El traductor y especialista en literatura rusa Alejandro Ariel González tradujo del ruso al español noventa cuentos de Chéjov para la editorial Losada. “Si bien corresponden a distintos períodos, en su mayoría son de su primera etapa, en la que se destaca la nota cómica -dice González a este diario-. Varios de los cuentos de esa época son casi chistes, anécdotas, pero ya se percibe a un escritor consciente de la dificultad de escribir después de Tolstoi y Dostoievski. Su poética no estará centrada en la revelación de grandes misterios, en el abordaje de cuestiones últimas como Dios, el destino de Rusia, de Europa, de la humanidad, sino en pequeñas escenas naturalistas donde los humanos se muestran con todas sus flaquezas y debilidades.

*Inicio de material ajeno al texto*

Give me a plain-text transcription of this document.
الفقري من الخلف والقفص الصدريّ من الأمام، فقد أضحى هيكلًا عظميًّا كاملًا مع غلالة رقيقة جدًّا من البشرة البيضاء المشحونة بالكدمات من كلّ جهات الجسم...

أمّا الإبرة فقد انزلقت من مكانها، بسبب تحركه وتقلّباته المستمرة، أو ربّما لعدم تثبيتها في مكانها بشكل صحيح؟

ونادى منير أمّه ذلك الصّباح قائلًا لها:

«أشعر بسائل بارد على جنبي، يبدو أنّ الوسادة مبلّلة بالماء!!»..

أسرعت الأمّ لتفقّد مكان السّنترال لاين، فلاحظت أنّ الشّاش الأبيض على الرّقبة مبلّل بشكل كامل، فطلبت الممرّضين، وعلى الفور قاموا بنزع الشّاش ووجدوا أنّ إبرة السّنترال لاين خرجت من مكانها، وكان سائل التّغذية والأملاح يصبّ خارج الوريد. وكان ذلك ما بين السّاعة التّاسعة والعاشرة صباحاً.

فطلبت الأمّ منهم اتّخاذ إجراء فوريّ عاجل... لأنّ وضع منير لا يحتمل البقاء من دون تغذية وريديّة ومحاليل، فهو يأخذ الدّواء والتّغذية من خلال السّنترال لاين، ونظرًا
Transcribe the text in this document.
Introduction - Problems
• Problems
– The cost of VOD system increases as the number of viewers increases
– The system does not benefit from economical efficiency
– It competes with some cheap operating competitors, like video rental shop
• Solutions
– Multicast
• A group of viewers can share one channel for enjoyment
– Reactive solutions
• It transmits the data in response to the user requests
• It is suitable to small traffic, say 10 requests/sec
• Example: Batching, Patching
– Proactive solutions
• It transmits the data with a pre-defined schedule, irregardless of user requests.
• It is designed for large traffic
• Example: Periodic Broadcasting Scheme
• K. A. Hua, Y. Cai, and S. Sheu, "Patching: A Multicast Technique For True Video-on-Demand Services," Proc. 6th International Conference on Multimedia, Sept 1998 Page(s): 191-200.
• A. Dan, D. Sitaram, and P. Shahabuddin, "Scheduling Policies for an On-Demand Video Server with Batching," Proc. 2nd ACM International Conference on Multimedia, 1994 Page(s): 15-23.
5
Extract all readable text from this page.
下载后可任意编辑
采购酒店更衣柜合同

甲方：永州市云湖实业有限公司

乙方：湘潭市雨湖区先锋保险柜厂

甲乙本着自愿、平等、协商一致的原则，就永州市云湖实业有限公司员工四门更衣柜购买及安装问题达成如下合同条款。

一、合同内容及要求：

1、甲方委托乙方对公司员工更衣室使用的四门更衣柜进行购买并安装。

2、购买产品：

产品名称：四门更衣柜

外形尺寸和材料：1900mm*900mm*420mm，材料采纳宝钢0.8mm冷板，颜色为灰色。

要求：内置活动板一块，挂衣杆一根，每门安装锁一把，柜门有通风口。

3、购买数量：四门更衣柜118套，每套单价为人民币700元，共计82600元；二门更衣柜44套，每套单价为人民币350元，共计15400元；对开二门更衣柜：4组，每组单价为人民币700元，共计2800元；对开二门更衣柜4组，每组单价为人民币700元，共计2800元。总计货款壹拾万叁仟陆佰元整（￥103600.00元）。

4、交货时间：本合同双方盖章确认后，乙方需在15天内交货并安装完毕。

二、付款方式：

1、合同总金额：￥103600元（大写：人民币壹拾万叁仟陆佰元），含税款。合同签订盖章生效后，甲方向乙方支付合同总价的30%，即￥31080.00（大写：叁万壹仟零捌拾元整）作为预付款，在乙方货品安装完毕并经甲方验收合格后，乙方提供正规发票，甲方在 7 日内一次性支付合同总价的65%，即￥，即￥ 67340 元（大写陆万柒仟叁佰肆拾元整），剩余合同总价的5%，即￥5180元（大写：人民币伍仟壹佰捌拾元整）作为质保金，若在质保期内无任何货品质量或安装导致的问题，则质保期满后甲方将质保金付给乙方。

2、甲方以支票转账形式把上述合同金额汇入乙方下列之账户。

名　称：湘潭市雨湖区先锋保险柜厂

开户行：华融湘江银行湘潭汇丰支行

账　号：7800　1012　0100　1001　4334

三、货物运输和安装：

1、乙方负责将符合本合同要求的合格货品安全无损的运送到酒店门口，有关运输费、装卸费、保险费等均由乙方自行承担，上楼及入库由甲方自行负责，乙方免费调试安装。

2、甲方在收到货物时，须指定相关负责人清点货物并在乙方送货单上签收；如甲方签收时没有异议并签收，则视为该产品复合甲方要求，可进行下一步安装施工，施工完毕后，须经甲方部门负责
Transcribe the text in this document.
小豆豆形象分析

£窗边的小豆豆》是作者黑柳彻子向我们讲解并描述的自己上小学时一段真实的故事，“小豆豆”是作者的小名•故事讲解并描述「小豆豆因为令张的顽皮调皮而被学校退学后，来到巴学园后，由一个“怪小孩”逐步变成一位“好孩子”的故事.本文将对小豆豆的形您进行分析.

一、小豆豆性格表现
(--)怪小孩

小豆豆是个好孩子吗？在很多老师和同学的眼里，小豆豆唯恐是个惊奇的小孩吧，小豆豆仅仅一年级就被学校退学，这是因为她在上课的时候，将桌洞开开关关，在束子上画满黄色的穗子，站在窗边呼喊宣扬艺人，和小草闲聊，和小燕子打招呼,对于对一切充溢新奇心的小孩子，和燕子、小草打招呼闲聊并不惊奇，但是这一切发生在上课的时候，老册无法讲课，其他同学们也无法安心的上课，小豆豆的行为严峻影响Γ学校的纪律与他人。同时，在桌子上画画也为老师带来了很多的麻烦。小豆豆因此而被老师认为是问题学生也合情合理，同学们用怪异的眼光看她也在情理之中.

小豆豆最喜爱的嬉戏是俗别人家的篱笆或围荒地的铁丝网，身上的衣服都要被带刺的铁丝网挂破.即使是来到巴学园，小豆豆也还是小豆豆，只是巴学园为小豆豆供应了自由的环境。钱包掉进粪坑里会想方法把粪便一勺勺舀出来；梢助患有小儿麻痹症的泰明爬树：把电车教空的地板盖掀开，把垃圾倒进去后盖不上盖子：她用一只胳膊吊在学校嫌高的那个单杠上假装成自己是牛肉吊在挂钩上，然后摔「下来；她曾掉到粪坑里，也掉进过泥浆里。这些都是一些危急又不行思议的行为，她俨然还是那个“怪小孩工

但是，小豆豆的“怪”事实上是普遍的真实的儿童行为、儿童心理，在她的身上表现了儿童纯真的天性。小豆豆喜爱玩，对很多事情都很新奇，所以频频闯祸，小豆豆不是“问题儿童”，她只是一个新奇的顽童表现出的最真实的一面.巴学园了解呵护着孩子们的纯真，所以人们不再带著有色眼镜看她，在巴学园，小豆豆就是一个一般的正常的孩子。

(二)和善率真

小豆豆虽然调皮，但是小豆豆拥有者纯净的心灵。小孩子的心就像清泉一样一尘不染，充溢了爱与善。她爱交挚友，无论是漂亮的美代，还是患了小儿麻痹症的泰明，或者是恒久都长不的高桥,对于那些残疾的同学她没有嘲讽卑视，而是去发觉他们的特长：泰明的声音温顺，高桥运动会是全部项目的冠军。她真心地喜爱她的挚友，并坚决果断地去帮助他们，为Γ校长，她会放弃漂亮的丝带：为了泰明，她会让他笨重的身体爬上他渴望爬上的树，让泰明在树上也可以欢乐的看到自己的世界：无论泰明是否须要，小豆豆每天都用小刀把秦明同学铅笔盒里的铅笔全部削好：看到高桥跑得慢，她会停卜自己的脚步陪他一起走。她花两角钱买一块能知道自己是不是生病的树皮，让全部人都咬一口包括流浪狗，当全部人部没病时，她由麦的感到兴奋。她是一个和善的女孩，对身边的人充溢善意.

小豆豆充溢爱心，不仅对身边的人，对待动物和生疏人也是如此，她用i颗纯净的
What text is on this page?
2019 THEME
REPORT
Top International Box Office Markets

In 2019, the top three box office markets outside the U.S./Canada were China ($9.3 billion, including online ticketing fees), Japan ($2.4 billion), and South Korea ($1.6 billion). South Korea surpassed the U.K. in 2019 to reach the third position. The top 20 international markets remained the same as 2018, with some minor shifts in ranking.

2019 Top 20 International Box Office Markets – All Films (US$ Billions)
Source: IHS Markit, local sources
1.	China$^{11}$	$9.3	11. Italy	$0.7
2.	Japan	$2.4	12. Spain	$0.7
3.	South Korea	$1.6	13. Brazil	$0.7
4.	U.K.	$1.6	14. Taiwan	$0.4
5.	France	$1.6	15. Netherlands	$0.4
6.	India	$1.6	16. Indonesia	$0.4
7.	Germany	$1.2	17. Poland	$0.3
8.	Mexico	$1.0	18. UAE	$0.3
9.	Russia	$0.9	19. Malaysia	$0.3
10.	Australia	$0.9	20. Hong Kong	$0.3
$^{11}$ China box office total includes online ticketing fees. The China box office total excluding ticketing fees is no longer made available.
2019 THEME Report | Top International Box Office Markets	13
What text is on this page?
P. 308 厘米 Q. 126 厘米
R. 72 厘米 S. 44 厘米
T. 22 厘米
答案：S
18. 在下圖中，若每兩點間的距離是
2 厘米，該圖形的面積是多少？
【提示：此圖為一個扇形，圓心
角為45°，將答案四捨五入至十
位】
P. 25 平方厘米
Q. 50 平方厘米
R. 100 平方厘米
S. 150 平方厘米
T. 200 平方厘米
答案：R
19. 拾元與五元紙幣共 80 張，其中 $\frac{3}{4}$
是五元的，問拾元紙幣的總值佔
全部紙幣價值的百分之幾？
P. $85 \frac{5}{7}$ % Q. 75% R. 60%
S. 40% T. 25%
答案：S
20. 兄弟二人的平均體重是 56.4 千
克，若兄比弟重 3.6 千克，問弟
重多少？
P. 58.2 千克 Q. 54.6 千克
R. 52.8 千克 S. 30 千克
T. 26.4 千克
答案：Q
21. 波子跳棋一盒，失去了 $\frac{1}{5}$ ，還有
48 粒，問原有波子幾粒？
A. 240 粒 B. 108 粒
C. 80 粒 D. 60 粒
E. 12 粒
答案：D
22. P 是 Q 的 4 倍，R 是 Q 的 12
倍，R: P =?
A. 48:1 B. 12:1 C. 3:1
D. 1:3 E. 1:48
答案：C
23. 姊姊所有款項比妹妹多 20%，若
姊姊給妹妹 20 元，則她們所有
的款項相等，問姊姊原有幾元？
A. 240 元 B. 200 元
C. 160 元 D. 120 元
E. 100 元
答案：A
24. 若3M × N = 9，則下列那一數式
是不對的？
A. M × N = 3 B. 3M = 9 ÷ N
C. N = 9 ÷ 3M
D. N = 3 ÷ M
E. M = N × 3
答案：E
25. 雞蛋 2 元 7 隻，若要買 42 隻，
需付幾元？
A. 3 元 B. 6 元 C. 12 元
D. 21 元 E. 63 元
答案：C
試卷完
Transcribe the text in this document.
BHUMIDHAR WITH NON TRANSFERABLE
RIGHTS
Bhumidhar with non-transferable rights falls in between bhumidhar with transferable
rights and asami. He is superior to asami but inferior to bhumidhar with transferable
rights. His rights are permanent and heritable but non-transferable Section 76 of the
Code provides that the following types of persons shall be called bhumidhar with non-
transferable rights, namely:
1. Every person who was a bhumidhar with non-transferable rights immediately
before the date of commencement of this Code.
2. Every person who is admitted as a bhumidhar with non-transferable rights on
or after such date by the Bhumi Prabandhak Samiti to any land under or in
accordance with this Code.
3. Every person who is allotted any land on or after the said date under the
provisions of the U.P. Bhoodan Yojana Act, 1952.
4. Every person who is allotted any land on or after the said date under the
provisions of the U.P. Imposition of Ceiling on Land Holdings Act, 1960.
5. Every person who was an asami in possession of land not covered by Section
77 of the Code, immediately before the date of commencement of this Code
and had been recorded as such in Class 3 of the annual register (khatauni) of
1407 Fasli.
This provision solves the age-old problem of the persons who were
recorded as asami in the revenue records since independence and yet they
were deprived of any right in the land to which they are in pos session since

Una literatura no ambiciosa desde lo programático que produce la sensación de que en sus cuentos no ocurre nada. En rigor, sí ocurre, solo que el narrador ya no lo dice, apenas lo sugiere, y es el lector quien repone el vacío de información. Eso lo llevó a crear una de las dos grandes corrientes del cuento moderno. En una prevalece el hecho excepcional, sensacional, descabellado, al estilo de Poe; en otra, el hecho cotidiano, común, pero que la literatura es capaz de transfigurar en algo significativo”.